Some couples come in saying they love their partner but are not “in love” at the first sign of a problem. Some have just not been in a relationship long enough to realize that the honeymoon phase eventually wears off. Rekindling those “in love” feelings is possible, and those feelings are perfectly normal through various relationship stages. Suppose you have visions on a Cinderella happily-ever-after relationship. In that case, you probably want to learn more about relationship stages and accept that this is not reality (despite what the media may tell us or portray).

  1. Be Respectful to your Therapist

This may seem self-serving, and most clients are highly respectful, but those who show blatant disrespect are almost destined to give up or fail. If I’m not the right counselor for you after giving it a few sessions, by all means, look for someone who is. I will even help you find a better fit if you’d like. As stated above, feedback is essential, but immediately reacting with negativity without even trying suggestions is usually unhealthy. While every step is taken to avoid bias, even in the case of blatant disrespect, it is possible that prolonged such behavior could lead to an unintended bias that prevents me from doing my best to help you. I may need to refer you elsewhere. Remember that counselors are generally among the lowest paid with a master’s degree plus face considerable secondary trauma due to seeing many people at their all-time worst for most of every working day. They have almost always gone into the profession intending to help people. This is also a red flag because if you are seeking help and you disrespect someone trying to help you, how do you treat everybody else? You may not even realize how you may come across to some people.

  1. Realize the Most Important Decisions are Up to You (but you’ll get guidance)
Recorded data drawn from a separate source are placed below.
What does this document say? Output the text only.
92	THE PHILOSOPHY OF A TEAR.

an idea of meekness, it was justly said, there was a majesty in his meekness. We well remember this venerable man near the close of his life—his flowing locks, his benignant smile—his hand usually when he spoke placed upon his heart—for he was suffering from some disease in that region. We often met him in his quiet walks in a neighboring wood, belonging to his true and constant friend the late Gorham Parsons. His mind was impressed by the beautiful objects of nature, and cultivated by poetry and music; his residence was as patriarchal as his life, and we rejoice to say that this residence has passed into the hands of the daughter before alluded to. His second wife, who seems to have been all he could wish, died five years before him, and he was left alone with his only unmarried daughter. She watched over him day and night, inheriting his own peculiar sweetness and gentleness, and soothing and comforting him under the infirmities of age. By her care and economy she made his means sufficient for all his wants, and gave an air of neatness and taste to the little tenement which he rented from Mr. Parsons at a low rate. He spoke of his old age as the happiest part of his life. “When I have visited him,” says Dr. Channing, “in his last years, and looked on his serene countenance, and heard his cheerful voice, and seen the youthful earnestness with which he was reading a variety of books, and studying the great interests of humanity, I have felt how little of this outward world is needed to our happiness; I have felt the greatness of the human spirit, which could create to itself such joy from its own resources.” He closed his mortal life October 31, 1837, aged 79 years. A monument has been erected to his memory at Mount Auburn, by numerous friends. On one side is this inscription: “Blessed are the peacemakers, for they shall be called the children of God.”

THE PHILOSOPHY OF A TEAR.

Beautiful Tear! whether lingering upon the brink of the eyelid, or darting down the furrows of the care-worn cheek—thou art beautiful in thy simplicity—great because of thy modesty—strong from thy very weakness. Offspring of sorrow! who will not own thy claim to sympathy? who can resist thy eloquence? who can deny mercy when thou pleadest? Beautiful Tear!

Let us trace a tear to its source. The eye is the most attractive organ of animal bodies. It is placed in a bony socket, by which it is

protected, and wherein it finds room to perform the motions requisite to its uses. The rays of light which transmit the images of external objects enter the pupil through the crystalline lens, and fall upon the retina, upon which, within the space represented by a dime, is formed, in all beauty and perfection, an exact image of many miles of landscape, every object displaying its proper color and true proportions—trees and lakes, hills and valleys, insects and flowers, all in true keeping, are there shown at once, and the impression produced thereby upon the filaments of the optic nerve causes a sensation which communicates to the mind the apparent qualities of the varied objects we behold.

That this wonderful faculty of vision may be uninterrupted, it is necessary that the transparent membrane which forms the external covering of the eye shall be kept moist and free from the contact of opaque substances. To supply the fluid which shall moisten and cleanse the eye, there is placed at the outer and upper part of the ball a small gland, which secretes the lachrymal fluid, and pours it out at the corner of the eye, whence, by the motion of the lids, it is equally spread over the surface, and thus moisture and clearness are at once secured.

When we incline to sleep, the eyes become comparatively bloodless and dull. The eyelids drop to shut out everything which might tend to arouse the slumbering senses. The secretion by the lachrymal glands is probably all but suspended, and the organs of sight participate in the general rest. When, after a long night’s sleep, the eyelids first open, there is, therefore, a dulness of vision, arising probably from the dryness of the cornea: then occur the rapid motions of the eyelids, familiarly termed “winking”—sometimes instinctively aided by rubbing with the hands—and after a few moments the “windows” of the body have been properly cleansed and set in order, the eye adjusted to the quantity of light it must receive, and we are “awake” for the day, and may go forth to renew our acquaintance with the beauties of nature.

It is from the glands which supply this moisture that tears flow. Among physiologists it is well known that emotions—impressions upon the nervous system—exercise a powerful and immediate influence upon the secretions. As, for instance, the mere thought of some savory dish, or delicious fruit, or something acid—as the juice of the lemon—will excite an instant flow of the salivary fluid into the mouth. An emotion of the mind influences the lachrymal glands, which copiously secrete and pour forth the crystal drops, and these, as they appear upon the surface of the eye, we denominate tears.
Some clients walk into couples therapy and want me to tell them what to do with their relationship. For example, they may ask me if they should get a divorce. While I can talk about what is generally healthy and what I see with other similar couples, something as serious as a potential divorce is your (and maybe your kids) life, and you will live with the consequences. Healthy couples don’t fall into the somewhat familiar pattern of preferring that someone else make a decision (even if it’s wrong) to feel the pressure, stress, and potential guilt of making the final decision on their own.